Image from Flickr Commons

Image from Flickr Commons.

Choosing  a school is a monumental decision, one that can be slightly overwhelming. There are thousands of secondary institutions out there and the chances of you being able to look at each and every one isn’t promising. Regardless, people are able to narrow down their college choices, but is it possible to make your list too small?

Absolutely. Many students fixate on one particular school which they label their “first-choice” or “top pick”, and don’t entirely explore their other options. This narrow mindset can be unhealthy and you might miss out on various opportunities. Here are some guidelines for college application season.

Don’t sacrifice happiness for your school aspirations

TP staffer Katie Lewis allowed herself to become fixated on attending an Ivy League school. “I tried to take all of the hardest classes and made sure to get straight-A’s all through high school, and I started to lose sight of why I was interested in the material I was so diligently memorizing and regurgitating and reapplying. I started to let my creativity slide in the name of my Ivy-league aspirations,” Katie says. Her top choices were Yale, Princeton, and MIT; after being rejected from all three, she decided that the University of Virginia was a better fit for her, which “worked wonders on [her] emotional state.” 

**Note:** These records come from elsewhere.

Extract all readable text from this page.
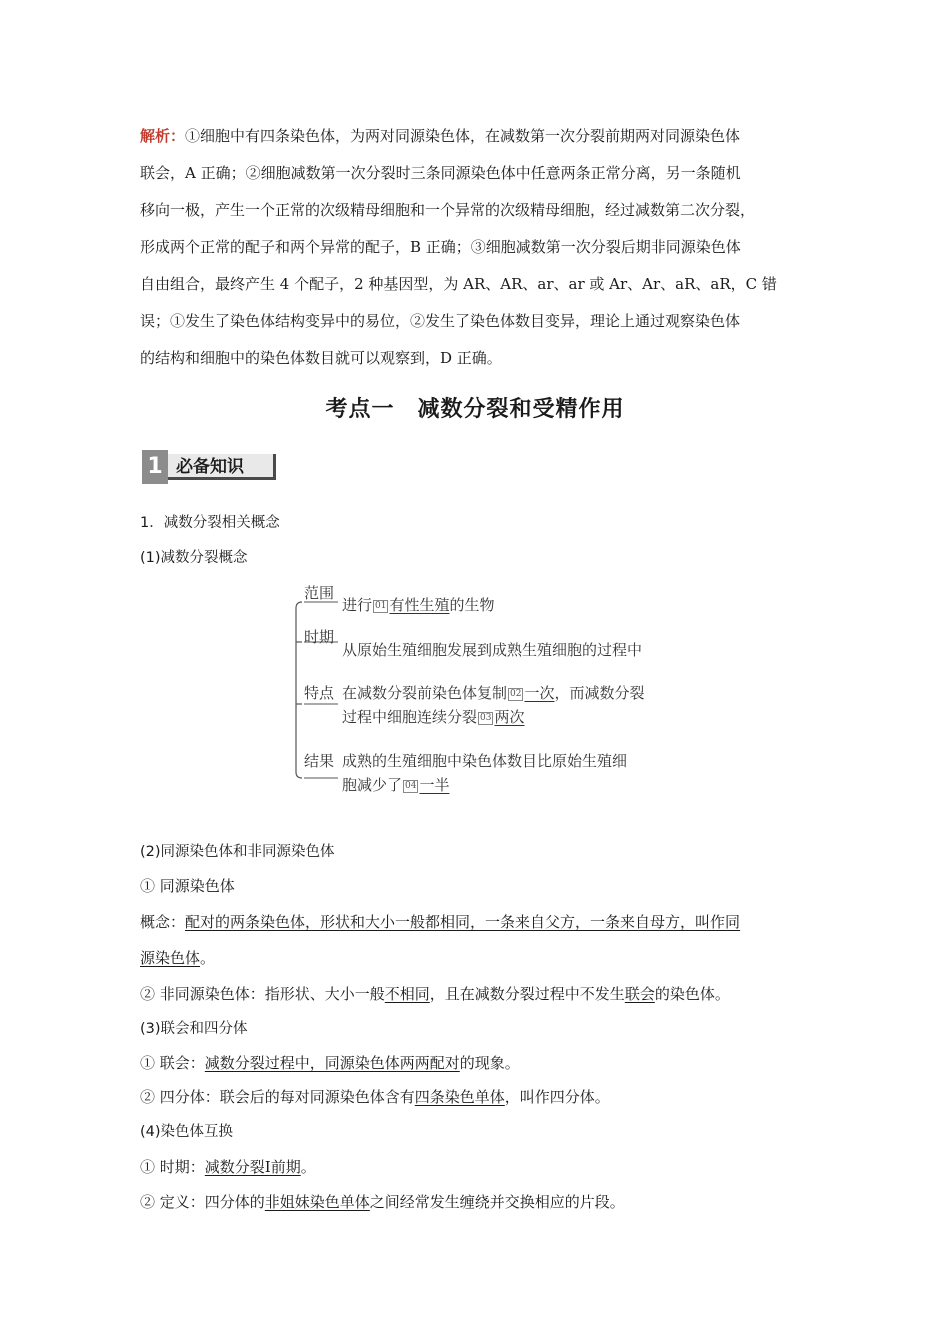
解析：①细胞中有四条染色体，为两对同源染色体，在减数第一次分裂前期两对同源染色体
联会，A 正确；②细胞减数第一次分裂时三条同源染色体中任意两条正常分离，另一条随机
移向一极，产生一个正常的次级精母细胞和一个异常的次级精母细胞，经过减数第二次分裂，
形成两个正常的配子和两个异常的配子，B 正确；③细胞减数第一次分裂后期非同源染色体
自由组合，最终产生 4 个配子，2 种基因型，为 AR、AR、ar、ar 或 Ar、Ar、aR、aR，C 错
误；①发生了染色体结构变异中的易位，②发生了染色体数目变异，理论上通过观察染色体
的结构和细胞中的染色体数目就可以观察到，D 正确。
考点一　减数分裂和受精作用
1 必备知识
1．减数分裂相关概念
(1)减数分裂概念
范围
进行 01 有性生殖的生物
时期
从原始生殖细胞发展到成熟生殖细胞的过程中
特点 在减数分裂前染色体复制 02 一次，而减数分裂
过程中细胞连续分裂 03 两次
结果 成熟的生殖细胞中染色体数目比原始生殖细
胞减少了 04 一半
(2)同源染色体和非同源染色体
① 同源染色体
概念：配对的两条染色体，形状和大小一般都相同，一条来自父方，一条来自母方，叫作同
源染色体。
② 非同源染色体：指形状、大小一般不相同，且在减数分裂过程中不发生联会的染色体。
(3)联会和四分体
① 联会：减数分裂过程中，同源染色体两两配对的现象。
② 四分体：联会后的每对同源染色体含有四条染色单体，叫作四分体。
(4)染色体互换
① 时期：减数分裂Ⅰ前期。
② 定义：四分体的非姐妹染色单体之间经常发生缠绕并交换相应的片段。
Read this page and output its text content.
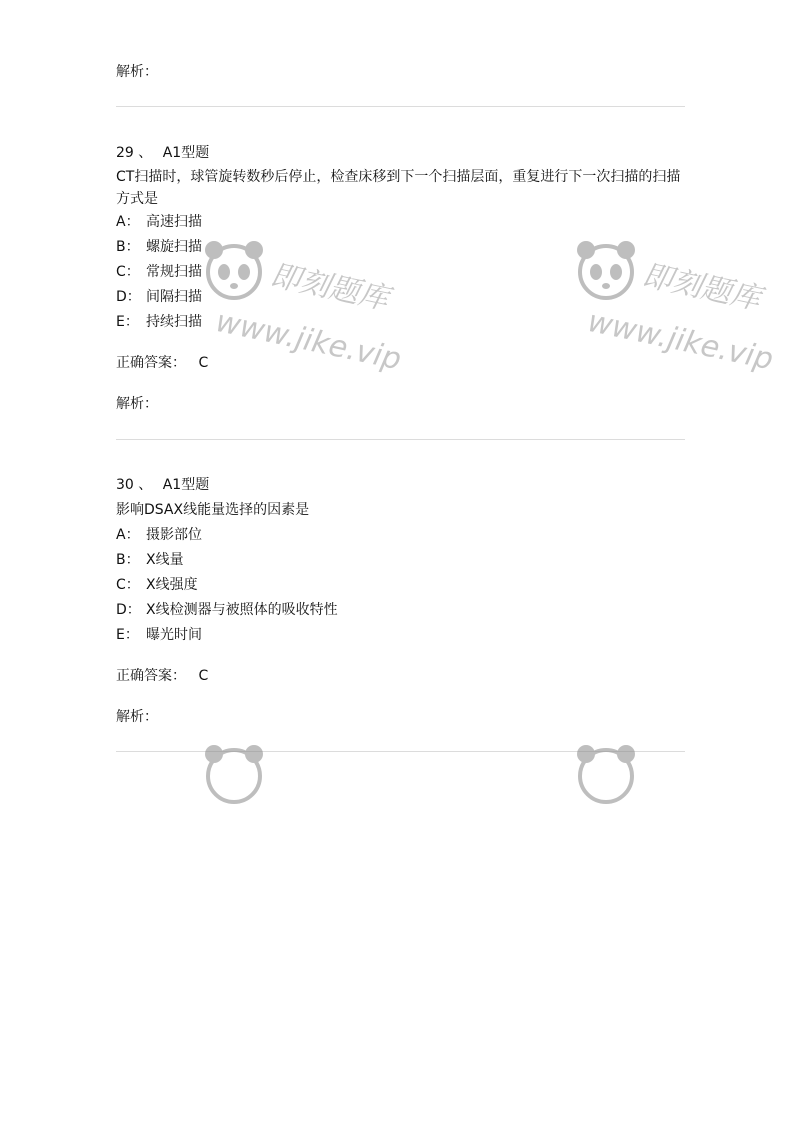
解析：
29 、 A1型题
CT扫描时，球管旋转数秒后停止，检查床移到下一个扫描层面，重复进行下一次扫描的扫描方式是
A： 高速扫描
B： 螺旋扫描
C： 常规扫描
D： 间隔扫描
E： 持续扫描
正确答案： C
解析：
30 、 A1型题
影响DSAX线能量选择的因素是
A： 摄影部位
B： X线量
C： X线强度
D： X线检测器与被照体的吸收特性
E： 曝光时间
正确答案： C
解析：
即刻题库
www.jike.vip
即刻题库
www.jike.vip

Don’t prematurely commit yourself to a school

In my experience, it’s better to be open to different options because you might discover that there’s another school that might work better. As I’ve discussed previously, I thought I would be attending Whitman College. I fell in love with the school as soon as I saw it, and I could not stop talking about what a wonderful school it is. My parents, teachers, and friends all thought I would be attending Whitman in the fall. It was, however, the first school that I had visited and therefore left a stronger impression than the others. I was fortunate enough to be accepted to Whitman but I knew that I still needed to visit the other schools that had accepted me. Spring break came and I found myself in Spokane, WA., visiting Gonzaga University.

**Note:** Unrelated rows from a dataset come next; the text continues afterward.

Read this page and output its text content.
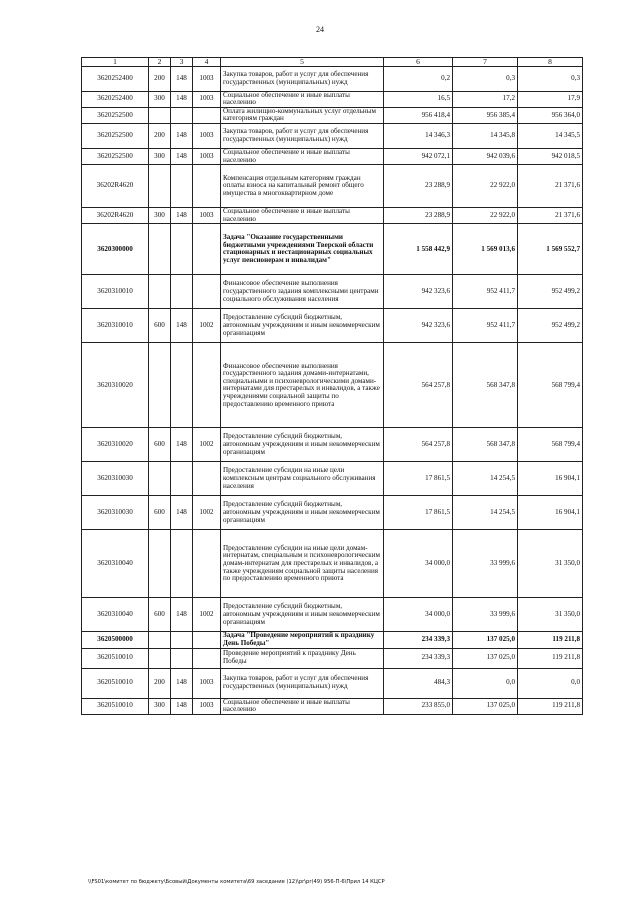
24
1	2	3	4	5	6	7	8
3620252400	200	148	1003	Закупка товаров, работ и услуг для обеспечения государственных (муниципальных) нужд	0,2	0,3	0,3
3620252400	300	148	1003	Социальное обеспечение и иные выплаты населению	16,5	17,2	17,9
3620252500				Оплата жилищно-коммунальных услуг отдельным категориям граждан	956 418,4	956 385,4	956 364,0
3620252500	200	148	1003	Закупка товаров, работ и услуг для обеспечения государственных (муниципальных) нужд	14 346,3	14 345,8	14 345,5
3620252500	300	148	1003	Социальное обеспечение и иные выплаты населению	942 072,1	942 039,6	942 018,5
36202R4620				Компенсация отдельным категориям граждан оплаты взноса на капитальный ремонт общего имущества в многоквартирном доме	23 288,9	22 922,0	21 371,6
36202R4620	300	148	1003	Социальное обеспечение и иные выплаты населению	23 288,9	22 922,0	21 371,6
3620300000				Задача "Оказание государственными бюджетными учреждениями Тверской области стационарных и нестационарных социальных услуг пенсионерам и инвалидам"	1 558 442,9	1 569 013,6	1 569 552,7
3620310010				Финансовое обеспечение выполнения государственного задания комплексными центрами социального обслуживания населения	942 323,6	952 411,7	952 499,2
3620310010	600	148	1002	Предоставление субсидий бюджетным, автономным учреждениям и иным некоммерческим организациям	942 323,6	952 411,7	952 499,2
3620310020				Финансовое обеспечение выполнения государственного задания домами-интернатами, специальными и психоневрологическими домами-интернатами для престарелых и инвалидов, а также учреждениями социальной защиты по предоставлению временного приюта	564 257,8	568 347,8	568 799,4
3620310020	600	148	1002	Предоставление субсидий бюджетным, автономным учреждениям и иным некоммерческим организациям	564 257,8	568 347,8	568 799,4
3620310030				Предоставление субсидии на иные цели комплексным центрам социального обслуживания населения	17 861,5	14 254,5	16 904,1
3620310030	600	148	1002	Предоставление субсидий бюджетным, автономным учреждениям и иным некоммерческим организациям	17 861,5	14 254,5	16 904,1
3620310040				Предоставление субсидии на иные цели домам-интернатам, специальным и психоневрологическим домам-интернатам для престарелых и инвалидов, а также учреждениям социальной защиты населения по предоставлению временного приюта	34 000,0	33 999,6	31 350,0
3620310040	600	148	1002	Предоставление субсидий бюджетным, автономным учреждениям и иным некоммерческим организациям	34 000,0	33 999,6	31 350,0
3620500000				Задача "Проведение мероприятий к празднику День Победы"	234 339,3	137 025,0	119 211,8
3620510010				Проведение мероприятий к празднику День Победы	234 339,3	137 025,0	119 211,8
3620510010	200	148	1003	Закупка товаров, работ и услуг для обеспечения государственных (муниципальных) нужд	484,3	0,0	0,0
3620510010	300	148	1003	Социальное обеспечение и иные выплаты населению	233 855,0	137 025,0	119 211,8
\\FS01\комитет по бюджету\Бсовый\Документы комитета\69 заседание (12)\pr\pr(49) 956-П-6\Прил 14 КЦСР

Suddenly, I found myself conflicted. My visit to Gonzaga was phenomenal, and the school I had thought was “perfect” for me didn’t stand out as much anymore. My trip to Gonzaga was followed by a visit to Whitman, and I realized that while I still loved the school, it didn’t make me “ooh” and “ahh” any more. If I had attended Whitman, I think I would’ve been happy, but I ultimately chose Gonzaga University, and I hold strong to my decision. I look back and am thankful that I had chosen to visit more schools. I didn’t have to, but I did, and found a school that ended up being a better fit. 

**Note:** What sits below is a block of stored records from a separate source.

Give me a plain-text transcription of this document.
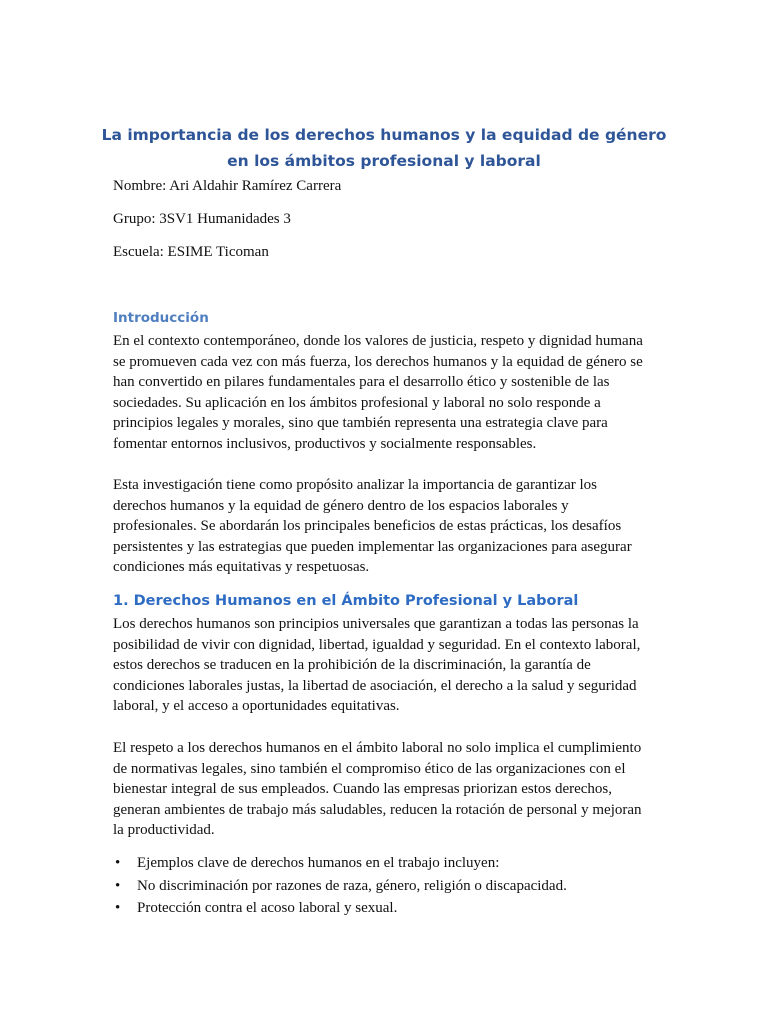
La importancia de los derechos humanos y la equidad de género en los ámbitos profesional y laboral

Nombre: Ari Aldahir Ramírez Carrera

Grupo: 3SV1 Humanidades 3

Escuela: ESIME Ticoman

Introducción

En el contexto contemporáneo, donde los valores de justicia, respeto y dignidad humana se promueven cada vez con más fuerza, los derechos humanos y la equidad de género se han convertido en pilares fundamentales para el desarrollo ético y sostenible de las sociedades. Su aplicación en los ámbitos profesional y laboral no solo responde a principios legales y morales, sino que también representa una estrategia clave para fomentar entornos inclusivos, productivos y socialmente responsables.

Esta investigación tiene como propósito analizar la importancia de garantizar los derechos humanos y la equidad de género dentro de los espacios laborales y profesionales. Se abordarán los principales beneficios de estas prácticas, los desafíos persistentes y las estrategias que pueden implementar las organizaciones para asegurar condiciones más equitativas y respetuosas.

1. Derechos Humanos en el Ámbito Profesional y Laboral

Los derechos humanos son principios universales que garantizan a todas las personas la posibilidad de vivir con dignidad, libertad, igualdad y seguridad. En el contexto laboral, estos derechos se traducen en la prohibición de la discriminación, la garantía de condiciones laborales justas, la libertad de asociación, el derecho a la salud y seguridad laboral, y el acceso a oportunidades equitativas.

El respeto a los derechos humanos en el ámbito laboral no solo implica el cumplimiento de normativas legales, sino también el compromiso ético de las organizaciones con el bienestar integral de sus empleados. Cuando las empresas priorizan estos derechos, generan ambientes de trabajo más saludables, reducen la rotación de personal y mejoran la productividad.

• Ejemplos clave de derechos humanos en el trabajo incluyen:
• No discriminación por razones de raza, género, religión o discapacidad.
• Protección contra el acoso laboral y sexual.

I firmly believe that there are many schools out there that you will be perfectly happy at, and this is a sentiment that has been expressed by my peers as well. It’s easy to focus on one school, but that doesn’t allow you to explore all of the options out there. Take a chance! When asked if she had any regrets, Katie says “sometimes I still imagine what my life would be like right now at an Ivy, and I realize that I would probably be miserable. I’m enjoying my life fully here, and I finally feel like I have just the right balance between work and play. I’ve found a place I can grow at my own pace, and I think that’s the best you can hope for in a college”.